“Are streamers scaling back?” and “Is this a renaissance period for indie financed films?” were two of the questions at the heart of a Zurich Summit panel this morning, featuring CAA‘s Roeg Sutherland, WME‘s Katie Irwin and Oscar-winning producer John Lesher (Birdman).
While the eye-watering streamer acquisitions of a few years ago may be fewer and further between out of markets, streamers are still essential buyers, as witnessed by splashy deals for Hit Man and Woman Of The Hour at Toronto and May December in Cannes.
“I don’t think they are retreating, I think they are being agile”, said Irwin of sales and finance operation WME Independent. “I think there’s a constant changing tack and I think they’re pointing their money in different ways.”
“Look at the deal for Hit Man“, noted moderator Sutherland who serves as co-head of CAA Media Finance. The film was acquired at Toronto for US and a handful of international markets and is due to have a theatrical component. “We’re seeing a more malleable market in which streamers are acquiring in a different way. It doesn’t only need to be worldwide.”
The panel was asked whether that appetite for streamer acquisitions could dry up if more movies are made from scratch in-house at streamers.
“I think there will always be good movies that they’ll acquire,” said Lesher, known for producing movies such as Birdman, Fury and Ferrari. “They’re developing more, which is good, but do those movies end up good? It’s a good question, and it depends how you define what is good.”
“There’s no question we’re going through a tougher period,” acknowledged Sutherland about the landscape, “after Covid, and the strikes. So we have to be good and careful with each other in the industry, we shouldn’t over-price movies because distributors are hurting and we’re trying to rebuild the business”.
Black Bear’s John Friedberg highlighted the growing flexibility from streamers in terms of theatrical windowing: “Streamers are making inroads in terms of theatrical. From Killers Of The Flower Moon to Napoleon, to Courtney Valenti’s new division at Amazon which is supporting theatrical, it’s not only day and date, there are significant windows. They are increasingly participating in theatrical.”
The panel recognized that last fall saw a number of critically well-received movies fail to hit their mark theatrically, but there was optimism that audiences would be more robust in coming months.
“I think we’re still in the final stages of the pandemic,” commented Lesher. “Older audiences have been more sluggish to get back to cinemas. Besides Barbenheimer, which was great news for the business, there have been some successful horror movies and some genre successes.

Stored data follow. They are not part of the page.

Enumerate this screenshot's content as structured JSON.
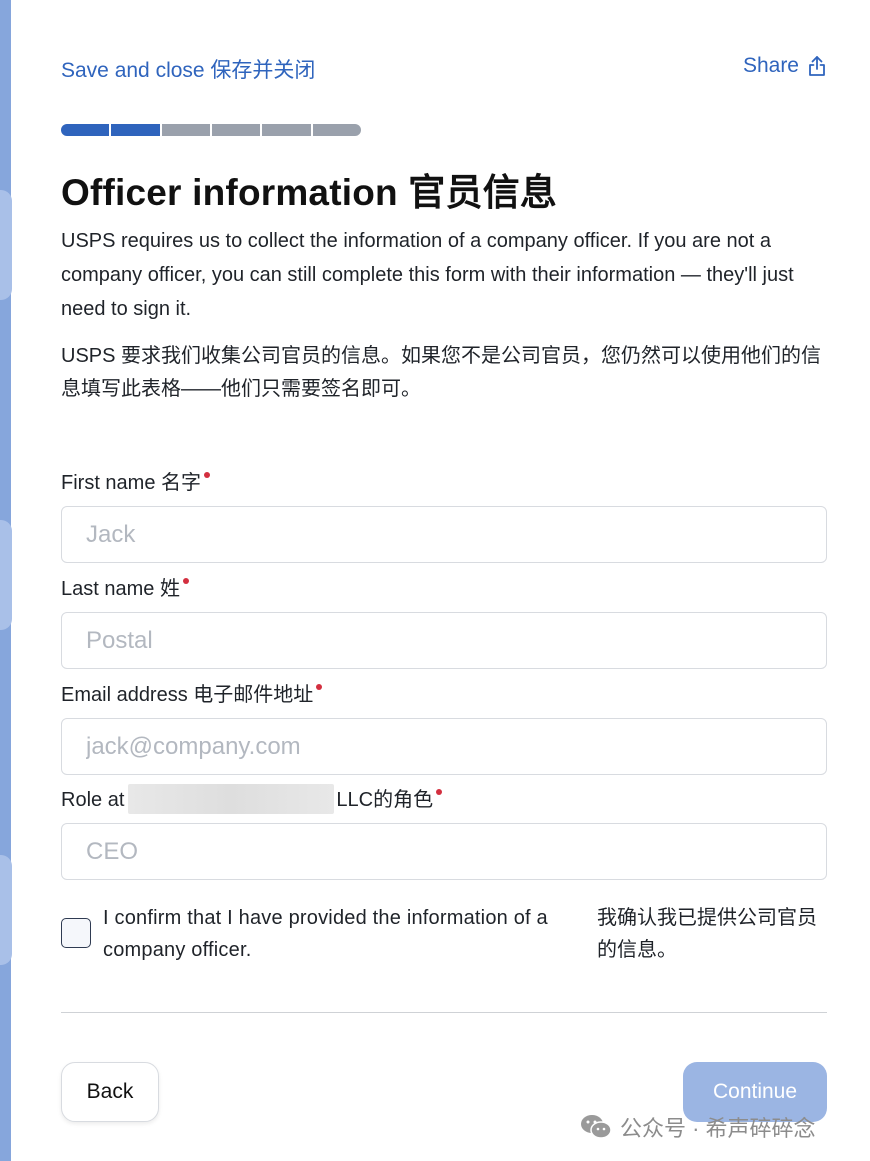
{
  "header": {
    "save_close_label": "Save and close 保存并关闭",
    "share_label": "Share"
  },
  "progress": {
    "completed_steps": 2,
    "total_steps": 6
  },
  "page": {
    "title": "Officer information 官员信息",
    "description_en": "USPS requires us to collect the information of a company officer. If you are not a company officer, you can still complete this form with their information — they'll just need to sign it.",
    "description_zh": "USPS 要求我们收集公司官员的信息。如果您不是公司官员，您仍然可以使用他们的信息填写此表格——他们只需要签名即可。"
  },
  "form": {
    "first_name": {
      "label": "First name 名字",
      "placeholder": "Jack",
      "value": ""
    },
    "last_name": {
      "label": "Last name 姓",
      "placeholder": "Postal",
      "value": ""
    },
    "email": {
      "label": "Email address 电子邮件地址",
      "placeholder": "jack@company.com",
      "value": ""
    },
    "role": {
      "label_prefix": "Role at",
      "label_suffix": "LLC的角色",
      "placeholder": "CEO",
      "value": ""
    },
    "confirm": {
      "checked": false,
      "label_en": "I confirm that I have provided the information of a company officer.",
      "label_zh": "我确认我已提供公司官员的信息。"
    }
  },
  "actions": {
    "back_label": "Back",
    "continue_label": "Continue"
  },
  "watermark": {
    "text": "公众号 · 希声碎碎念"
  },
  "icons": {
    "share": "share-upload-icon",
    "watermark": "wechat-icon"
  },
  "colors": {
    "accent": "#2f64bd",
    "required": "#d32f3f",
    "continue_disabled": "#9bb5e3",
    "progress_pending": "#9aa1ac",
    "rail": "#86a6dc"
  }
}
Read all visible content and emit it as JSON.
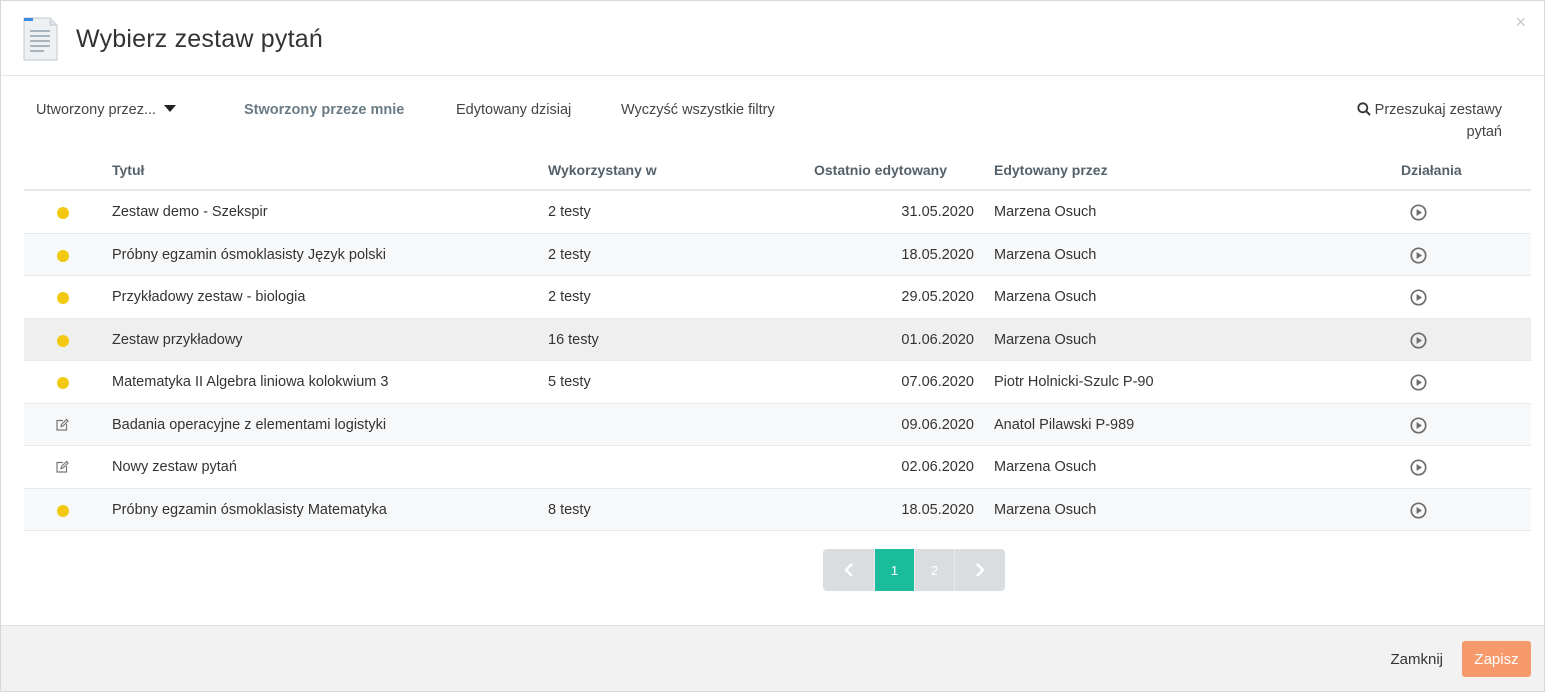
{
  "dialog": {
    "title": "Wybierz zestaw pytań",
    "close_glyph": "×"
  },
  "filters": {
    "created_by_dropdown": "Utworzony przez...",
    "created_by_me": "Stworzony przeze mnie",
    "edited_today": "Edytowany dzisiaj",
    "clear_all": "Wyczyść wszystkie filtry",
    "search_line1": "Przeszukaj zestawy",
    "search_line2": "pytań"
  },
  "table": {
    "headers": {
      "title": "Tytuł",
      "used_in": "Wykorzystany w",
      "last_edited": "Ostatnio edytowany",
      "edited_by": "Edytowany przez",
      "actions": "Działania"
    },
    "rows": [
      {
        "status": "dot",
        "title": "Zestaw demo - Szekspir",
        "used_in": "2 testy",
        "last_edited": "31.05.2020",
        "edited_by": "Marzena Osuch"
      },
      {
        "status": "dot",
        "title": "Próbny egzamin ósmoklasisty Język polski",
        "used_in": "2 testy",
        "last_edited": "18.05.2020",
        "edited_by": "Marzena Osuch"
      },
      {
        "status": "dot",
        "title": "Przykładowy zestaw - biologia",
        "used_in": "2 testy",
        "last_edited": "29.05.2020",
        "edited_by": "Marzena Osuch"
      },
      {
        "status": "dot",
        "title": "Zestaw przykładowy",
        "used_in": "16 testy",
        "last_edited": "01.06.2020",
        "edited_by": "Marzena Osuch"
      },
      {
        "status": "dot",
        "title": "Matematyka II Algebra liniowa kolokwium 3",
        "used_in": "5 testy",
        "last_edited": "07.06.2020",
        "edited_by": "Piotr Holnicki-Szulc P-90"
      },
      {
        "status": "edit",
        "title": "Badania operacyjne z elementami logistyki",
        "used_in": "",
        "last_edited": "09.06.2020",
        "edited_by": "Anatol Pilawski P-989"
      },
      {
        "status": "edit",
        "title": "Nowy zestaw pytań",
        "used_in": "",
        "last_edited": "02.06.2020",
        "edited_by": "Marzena Osuch"
      },
      {
        "status": "dot",
        "title": "Próbny egzamin ósmoklasisty Matematyka",
        "used_in": "8 testy",
        "last_edited": "18.05.2020",
        "edited_by": "Marzena Osuch"
      }
    ]
  },
  "pagination": {
    "pages": [
      "1",
      "2"
    ],
    "current": "1"
  },
  "footer": {
    "close_label": "Zamknij",
    "save_label": "Zapisz"
  },
  "colors": {
    "status_dot": "#f2c811",
    "pager_active": "#1abc9c",
    "save_button": "#f79a6b"
  },
  "icons": {
    "header": "document-icon",
    "status_published": "yellow-dot",
    "status_draft": "edit-icon",
    "action": "play-circle-icon",
    "search": "search-icon"
  }
}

I’m optimistic about this fall.”
Irwin posited: “Part of the reason the recovery has been slow is that there is a huge volume. But I do think there is hunger for intelligent filmmaking.”
Sutherland asked what appetite there is for original storytelling amid so much franchise fare.
“I think there’s space for all,” said Irwin. “Sometimes you want a new voice, something that’s going to stretch your brain but sometimes after a long day you want to scratch that itch with a brawny action movie.”
Friedberg also sounded a note of optimism about the opportunities in the market: “I’m excited about the market right now. We’ve just launched a Henry Cavill movie with a waiver during the strike and that has sold extremely well. It was independently financed, so I’m enthused that we could make a $70M movie with indie sales and financing, and which sold to Lionsgate for U.S. Indie buyers are hungry for content. We’ve had Covid, then the strikes but there’s a resilience in the indie film business when you see the level of movies we’re making at that end of the scale, but also the lower budget genre movies that are also being made.”
“Drama can sell well but it’s more polarising,” acknowledged Rocket Science’s Thorsten Schumacher. “We had Lee and May December, and both sold well”.